After the altercation, Arreola said a man pulled out a gun and fired five shots, killing three and wounding Arreola.
“Due to access to weapons, the weight of the evidence against the defendant and the confirmation of the defendant’s identity, it is necessary to prevent him from being released,” Fremont Law Director Jim Melle said at the hearing.
“We’re asking for preventative detention — no bond — for the safety of the citizens of Fremont and the community.”
Consul General Leo Herrera-Lim of the Philippine Consulate General in Chicago — which has jurisdiction over Filipinos in the Midwest, including Ohio — on Wednesday told FilAm Stars he has reached out to Mista to extend possible assistance, such as getting a lawyer and assuring his rights are respected.
Deputy ConGen Romulo Victor Israel Jr. said in a separate interview that Mista told them that he was originally from Manila and came to America as a tourist in 2000.
“He (Mista) told us he works at a local tomato factory and that his mother works in Germany,” Israel said by phone.
Israel said their records showed that Mista renewed his Philippine passport in 2011.
Because of the nature of his alleged offense, Mista was placed in a separate cell away from the general jail population after his arraignment Monday afternoon.
Sandusky Country Jail Capt. Mark Fisher told local news outlet TheNewsMessenger.com Wednesday that Mista will be monitored regularly as a precaution because of the nature of his alleged crime.
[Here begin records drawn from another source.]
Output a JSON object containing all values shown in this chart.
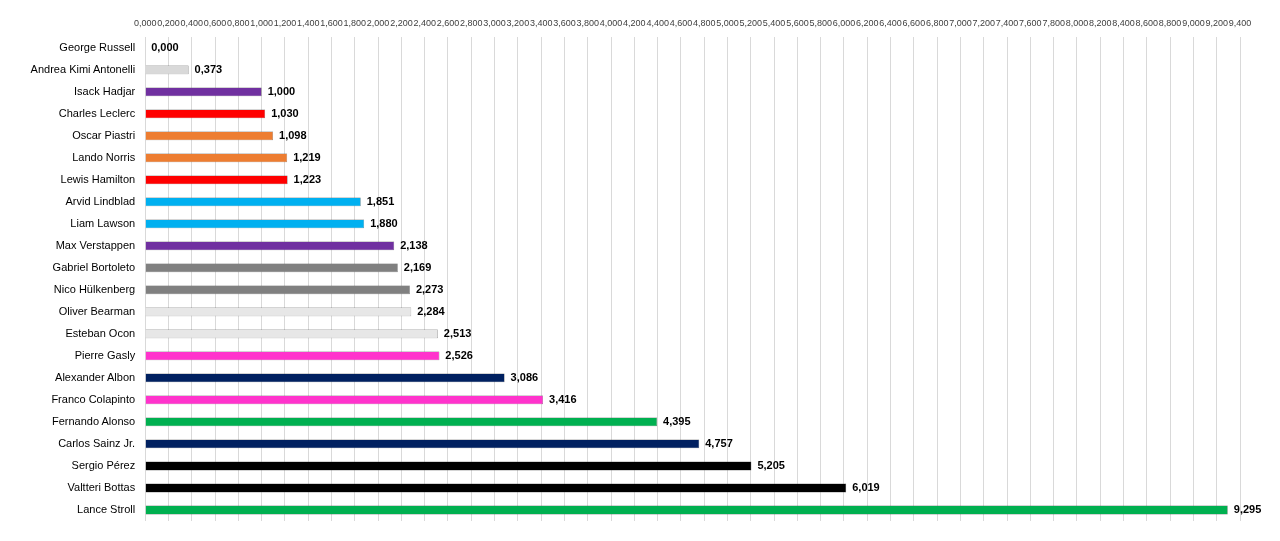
{
  "chart_data": {
    "type": "bar",
    "orientation": "horizontal",
    "categories": [
      "George Russell",
      "Andrea Kimi Antonelli",
      "Isack Hadjar",
      "Charles Leclerc",
      "Oscar Piastri",
      "Lando Norris",
      "Lewis Hamilton",
      "Arvid Lindblad",
      "Liam Lawson",
      "Max Verstappen",
      "Gabriel Bortoleto",
      "Nico Hülkenberg",
      "Oliver Bearman",
      "Esteban Ocon",
      "Pierre Gasly",
      "Alexander Albon",
      "Franco Colapinto",
      "Fernando Alonso",
      "Carlos Sainz Jr.",
      "Sergio Pérez",
      "Valtteri Bottas",
      "Lance Stroll"
    ],
    "values": [
      0,
      0.373,
      1,
      1.03,
      1.098,
      1.219,
      1.223,
      1.851,
      1.88,
      2.138,
      2.169,
      2.273,
      2.284,
      2.513,
      2.526,
      3.086,
      3.416,
      4.395,
      4.757,
      5.205,
      6.019,
      9.295
    ],
    "value_labels": [
      "0,000",
      "0,373",
      "1,000",
      "1,030",
      "1,098",
      "1,219",
      "1,223",
      "1,851",
      "1,880",
      "2,138",
      "2,169",
      "2,273",
      "2,284",
      "2,513",
      "2,526",
      "3,086",
      "3,416",
      "4,395",
      "4,757",
      "5,205",
      "6,019",
      "9,295"
    ],
    "colors": [
      "#bfbfbf",
      "#d9d9d9",
      "#7030a0",
      "#ff0000",
      "#ed7d31",
      "#ed7d31",
      "#ff0000",
      "#00b0f0",
      "#00b0f0",
      "#7030a0",
      "#808080",
      "#808080",
      "#e7e7e7",
      "#e7e7e7",
      "#ff33cc",
      "#002060",
      "#ff33cc",
      "#00b050",
      "#002060",
      "#000000",
      "#000000",
      "#00b050"
    ],
    "xlim": [
      0,
      9.4
    ],
    "xticks": [
      {
        "value": 0,
        "label": "0,000"
      },
      {
        "value": 0.2,
        "label": "0,200"
      },
      {
        "value": 0.4,
        "label": "0,400"
      },
      {
        "value": 0.6,
        "label": "0,600"
      },
      {
        "value": 0.8,
        "label": "0,800"
      },
      {
        "value": 1,
        "label": "1,000"
      },
      {
        "value": 1.2,
        "label": "1,200"
      },
      {
        "value": 1.4,
        "label": "1,400"
      },
      {
        "value": 1.6,
        "label": "1,600"
      },
      {
        "value": 1.8,
        "label": "1,800"
      },
      {
        "value": 2,
        "label": "2,000"
      },
      {
        "value": 2.2,
        "label": "2,200"
      },
      {
        "value": 2.4,
        "label": "2,400"
      },
      {
        "value": 2.6,
        "label": "2,600"
      },
      {
        "value": 2.8,
        "label": "2,800"
      },
      {
        "value": 3,
        "label": "3,000"
      },
      {
        "value": 3.2,
        "label": "3,200"
      },
      {
        "value": 3.4,
        "label": "3,400"
      },
      {
        "value": 3.6,
        "label": "3,600"
      },
      {
        "value": 3.8,
        "label": "3,800"
      },
      {
        "value": 4,
        "label": "4,000"
      },
      {
        "value": 4.2,
        "label": "4,200"
      },
      {
        "value": 4.4,
        "label": "4,400"
      },
      {
        "value": 4.6,
        "label": "4,600"
      },
      {
        "value": 4.8,
        "label": "4,800"
      },
      {
        "value": 5,
        "label": "5,000"
      },
      {
        "value": 5.2,
        "label": "5,200"
      },
      {
        "value": 5.4,
        "label": "5,400"
      },
      {
        "value": 5.6,
        "label": "5,600"
      },
      {
        "value": 5.8,
        "label": "5,800"
      },
      {
        "value": 6,
        "label": "6,000"
      },
      {
        "value": 6.2,
        "label": "6,200"
      },
      {
        "value": 6.4,
        "label": "6,400"
      },
      {
        "value": 6.6,
        "label": "6,600"
      },
      {
        "value": 6.8,
        "label": "6,800"
      },
      {
        "value": 7,
        "label": "7,000"
      },
      {
        "value": 7.2,
        "label": "7,200"
      },
      {
        "value": 7.4,
        "label": "7,400"
      },
      {
        "value": 7.6,
        "label": "7,600"
      },
      {
        "value": 7.8,
        "label": "7,800"
      },
      {
        "value": 8,
        "label": "8,000"
      },
      {
        "value": 8.2,
        "label": "8,200"
      },
      {
        "value": 8.4,
        "label": "8,400"
      },
      {
        "value": 8.6,
        "label": "8,600"
      },
      {
        "value": 8.8,
        "label": "8,800"
      },
      {
        "value": 9,
        "label": "9,000"
      },
      {
        "value": 9.2,
        "label": "9,200"
      },
      {
        "value": 9.4,
        "label": "9,400"
      }
    ],
    "grid": "x",
    "legend": false
  }
}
Fisher said that Mista was not on suicide watch, was cooperative with corrections officers, and has not demonstrated any signs of mental illness.
Fisher explained that putting Mista in administrative segregation was consistent with the nature of the crime with which is he charged.
“We’re not treating him any different than anyone else that would come in for that type of crime that he was charged with,” Fisher was quoted by The News-Messenger staff writer Chike Erokwu. “That’s just our policy.”
Mista denied involvement in the shooting when he spoke with Philippine consular officers, and he claimed to have left Last Call Bar soon after a scuffle broke out in the bar past midnight.
Fremont police began searching for the shooter Sunday with the help of the U.S. Marshals Service and the Northern Ohio Violent Fugitive Task Force.
Fremont Police Department chief Tim Weirsma said the search for the suspect ended Monday morning when they arrested Mista at about 9:29 in the morning at place not far from the crime scene.
According to a news release, police found Mista in a residence at 611 S. Park Ave., about half mile away from Last Call Bar.
Police knocked and met one of Mista’s relatives. Mista came out of the house while officers were on the porch and gave himself up without incident.
Weirsma said Mista has had minor run-ins with law enforcement in the past.
In 2012, Mista performed two hours of community service and paid $100 fine after getting a citation for littering, open container, and possession of drug paraphernalia.
And in 2010, Mista entered into a plea agreement, which dismissed charges of resisting arrest and disorderly conduct while intoxicated.